—¡Eso!—afirma Gil, impetuoso—yo he estado en Madrid... ¡Imagínate si habré conocido mujeres...! Y en África, al trato con las moras, que lucen los ojos más atroces del mundo; pues no los he visto nunca, jamás, como los de Dulce Nombre: las chispas de luz que le resplandecen a la vera de las niñas no son cosa de criaturas humanas.
—¡Ay, hijo, qué exageraciones!—interrumpe la envidiosa—. De todos modos, esa iluminación que dices no se enciende para ti; la has visto por casualidad.
—La he visto como tú ves al sol, que también sale para las víboras.
—¡Lagarto!
—¡Vaya, vaya; no os acaloréis, que está de Sur—recomienda Alfonsa, cachazuda, entre los dos porfiadores. Vuelve al molino, como Tomasa, con un deseo invencible de saber, y teme que la discusión malogre su curiosidad.
Ambas mujeres han contado en Luzmela y Paresúa la entrevista madrugadora del indiano con Martín, y se conjetura el secreto de aquella visita, vislumbrado al través de muchos detalles elocuentes.

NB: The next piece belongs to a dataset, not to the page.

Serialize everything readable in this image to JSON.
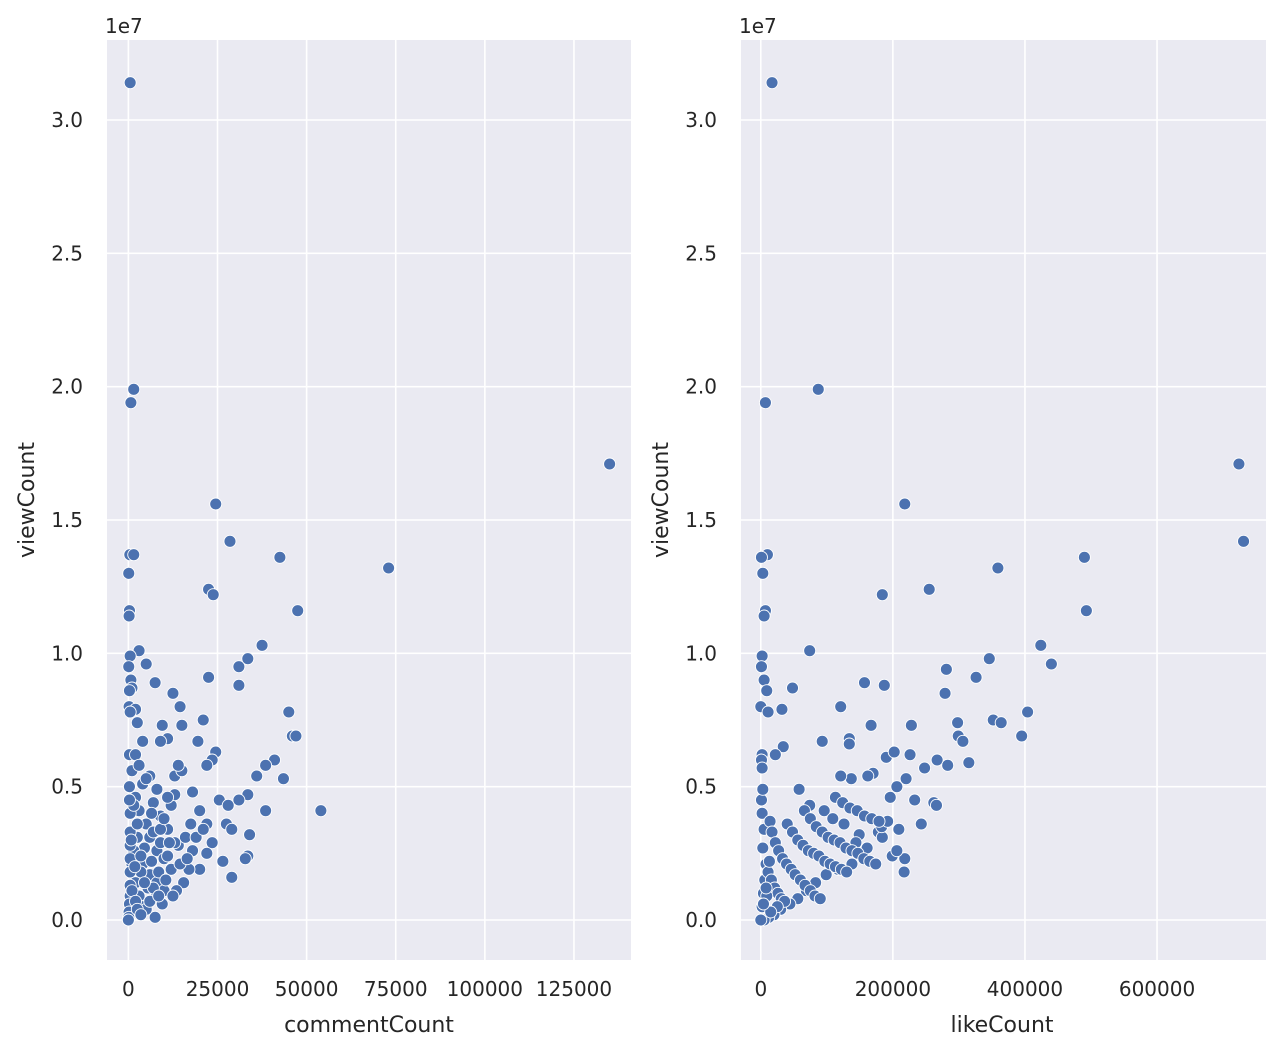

Porque Malgor iba en su tílburi a media mañana por la carretera, muy afanoso, y el chaval que le sirve dijo luego que su señor se había detenido en Cintul para tener una larga conferencia con la madre del seminarista.
Volvió a Luzmela el pretendiente, dejó el cochecillo en su casa y subió a la torre, donde estuvo de palique con don Nicolás hasta cerca de las dos. Rosaura, la mayordoma del hidalgo, le contó a la panadera que los amigos habían discutido con mucha tenacidad. Fuése Malgor desde allí a ver al señor cura, sin permitirse un descanso para comer. El cartero le encontró en la rectoral; como ya estaba imbuído por los rumores populares, se fijó en que don Ignacio tenía los ojos febriles y muy acentuada la palidez, y le pareció conveniente divulgar tales observaciones mientras repartía la correspondencia....
Diríase que el ábrego, caliente y murmurador, aventaba en los poblados las noticias metiéndolas entre las ranuras de las ventanas, arrastrándolas por las mieses, alzándolas hasta los invernales. Del monte viene Gil y ya sabe de aquella novedad lo mismo que la gente del llano.